The new term, value of mortality risk reductions, would communicate that people are trading money—the cost of environmental regulation—for reducing health risks, said panelist Madhu Khanna, a professor in the agricultural and consumer economics department at the University of Illinois, Urbana-Champaign.

The SAB panel was less enthusiastic about EPA’s plan to add a “cancer differential” to its calculations of regulatory benefits. Under this strategy, the agency would take into account how much people would be willing to pay to cut their risk of dying from cancer, compared with other causes, when estimating the benefits of regulations to reduce human exposure to carcinogenic substances.

This “cancer premium” could lead to tighter controls on toxic air pollutants and production of commercial chemicals but would have less effect on other agency actions, such as the stringency of hazardous waste cleanups, EPA’s McGartland said. Both air toxic rules and regulations under the federal chemical control law heavily affect chemical manufacturers and the petroleum industry.

But SAB panelists were skeptical of this proposed premium to avoid cancer, saying the public wants to avert other debilitating diseases in addition to malignancies.

“A lingering death from emphysema is no fun either,” said SAB member F. Reed Johnson, senior fellow and principal economist at Research Triangle Institute, a nonprofit research organization.

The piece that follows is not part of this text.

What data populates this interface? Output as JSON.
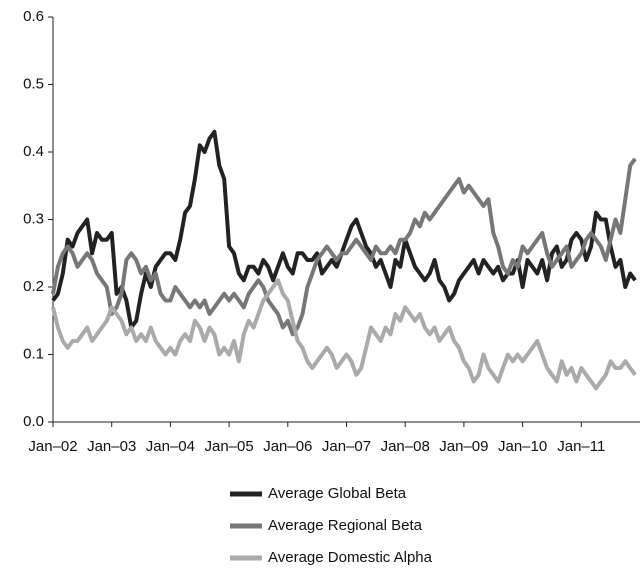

Putting a premium on cutting the risk of cancer versus other potentially fatal health effects such as heart attacks raises “thorny, uncomfortable questions,” according to McGartland.

Yet there is little difference in people’s desire to avoid breast or prostate cancer versus heart disease or heart attacks, said committee member Trudy Ann Cameron. More important in the public’s mind are how long a person would be sick and suffering, the latency period before symptoms of the disease manifest, and how long it takes for the person to die, said Cameron, professor of environmental and resource economics at the University of Oregon.

EPA’s white paper also suggests that the agency take into account how much people are willing to pay to reduce the public’s risk from pollution versus reducing just their personal risk. For example, the agency says, economists would compare how much a person would be willing to pay for cleaner drinking water piped to an entire community versus how much the person would be willing to pay for a home water filter. The agency wants to integrate this factor, called altruism, into its benefit calculations for regulations, McGartland said.

The SAB panel was unenthusiastic about this idea. “I think it’s too early to include it right now,” Khanna said.

The committee is preparing a critique of the agency’s white paper. That report is expected later this year.